- Kneške Ravne Location in Slovenia
- Coordinates: 46°12′54.46″N 13°49′26.54″E﻿ / ﻿46.2151278°N 13.8240389°E
- Country: Slovenia
- Traditional region: Slovenian Littoral
- Statistical region: Gorizia
- Municipality: Tolmin

Area
- • Total: 12.64 km^{2} (4.88 sq mi)
- Elevation: 744.4 m (2,442.3 ft)

Population (2002)
- • Total: 11

= Kneške Ravne =

Kneške Ravne (/sl/) is a dispersed settlement in the hills north of the Bača Valley in the Municipality of Tolmin in the Littoral region of Slovenia. It lies in the southern border area of Triglav National Park and is a popular starting point for hikes in the southwestern Julian Alps.
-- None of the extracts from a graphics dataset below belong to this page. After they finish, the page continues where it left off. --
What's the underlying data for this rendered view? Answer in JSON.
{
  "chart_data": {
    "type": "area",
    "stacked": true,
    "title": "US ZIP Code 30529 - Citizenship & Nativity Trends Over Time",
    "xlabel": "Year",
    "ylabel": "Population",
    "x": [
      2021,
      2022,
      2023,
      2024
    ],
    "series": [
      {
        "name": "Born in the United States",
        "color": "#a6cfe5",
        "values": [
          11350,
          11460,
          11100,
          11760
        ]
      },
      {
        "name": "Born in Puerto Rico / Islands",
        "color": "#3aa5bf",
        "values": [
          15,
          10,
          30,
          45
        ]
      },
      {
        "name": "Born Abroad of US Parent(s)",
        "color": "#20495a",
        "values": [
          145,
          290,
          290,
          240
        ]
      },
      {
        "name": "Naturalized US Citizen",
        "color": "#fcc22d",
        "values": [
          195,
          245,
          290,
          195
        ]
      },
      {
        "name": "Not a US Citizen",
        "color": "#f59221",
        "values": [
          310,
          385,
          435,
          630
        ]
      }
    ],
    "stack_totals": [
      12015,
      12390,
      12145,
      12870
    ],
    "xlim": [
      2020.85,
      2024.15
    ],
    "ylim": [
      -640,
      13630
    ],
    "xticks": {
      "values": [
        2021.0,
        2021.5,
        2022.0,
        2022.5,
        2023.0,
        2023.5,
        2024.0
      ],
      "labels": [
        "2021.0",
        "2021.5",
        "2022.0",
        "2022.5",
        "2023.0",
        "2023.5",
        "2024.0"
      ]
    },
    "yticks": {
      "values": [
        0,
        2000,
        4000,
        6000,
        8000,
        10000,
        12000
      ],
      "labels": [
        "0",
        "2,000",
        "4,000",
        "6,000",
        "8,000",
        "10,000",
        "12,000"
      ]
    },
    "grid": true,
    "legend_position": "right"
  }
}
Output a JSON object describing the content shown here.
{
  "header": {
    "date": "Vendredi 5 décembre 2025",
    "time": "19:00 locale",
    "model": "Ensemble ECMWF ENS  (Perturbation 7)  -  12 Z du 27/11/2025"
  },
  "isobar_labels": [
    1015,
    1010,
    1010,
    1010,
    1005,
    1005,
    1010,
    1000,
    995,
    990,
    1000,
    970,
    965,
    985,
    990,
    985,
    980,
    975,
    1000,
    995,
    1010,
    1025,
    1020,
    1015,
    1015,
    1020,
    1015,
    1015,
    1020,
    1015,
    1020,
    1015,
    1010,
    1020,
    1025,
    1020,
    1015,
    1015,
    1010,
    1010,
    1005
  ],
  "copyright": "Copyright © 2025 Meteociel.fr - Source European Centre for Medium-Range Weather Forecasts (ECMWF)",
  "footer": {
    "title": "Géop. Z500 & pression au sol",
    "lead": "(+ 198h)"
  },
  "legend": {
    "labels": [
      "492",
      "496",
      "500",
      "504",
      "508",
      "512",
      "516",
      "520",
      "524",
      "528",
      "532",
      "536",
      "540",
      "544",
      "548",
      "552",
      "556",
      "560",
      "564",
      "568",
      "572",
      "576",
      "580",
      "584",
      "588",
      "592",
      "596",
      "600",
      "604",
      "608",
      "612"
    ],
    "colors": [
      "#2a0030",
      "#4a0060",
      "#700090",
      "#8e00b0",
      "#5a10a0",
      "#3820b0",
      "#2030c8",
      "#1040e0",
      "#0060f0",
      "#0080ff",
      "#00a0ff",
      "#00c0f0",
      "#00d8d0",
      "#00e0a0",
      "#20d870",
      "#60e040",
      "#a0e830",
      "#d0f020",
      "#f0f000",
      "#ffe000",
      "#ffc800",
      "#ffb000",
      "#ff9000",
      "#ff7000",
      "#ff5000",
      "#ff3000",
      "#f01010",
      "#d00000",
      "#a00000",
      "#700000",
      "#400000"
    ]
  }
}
The settlement has been part of the park since 2010.

==Name==
The name of the settlement was changed from Ravne to Kneške Ravne (literally, 'Kneža Ravne') in 1953, distinguishing it from nearby Tolminske Ravne (literally 'Tolmin Ravne') and similarly named settlements. The name Ravne is frequent in Slovenia and is adjectival in origin, resulting from ellipsis of the noun phrase ravne njive 'flat fields, level fields', referring to the local geography.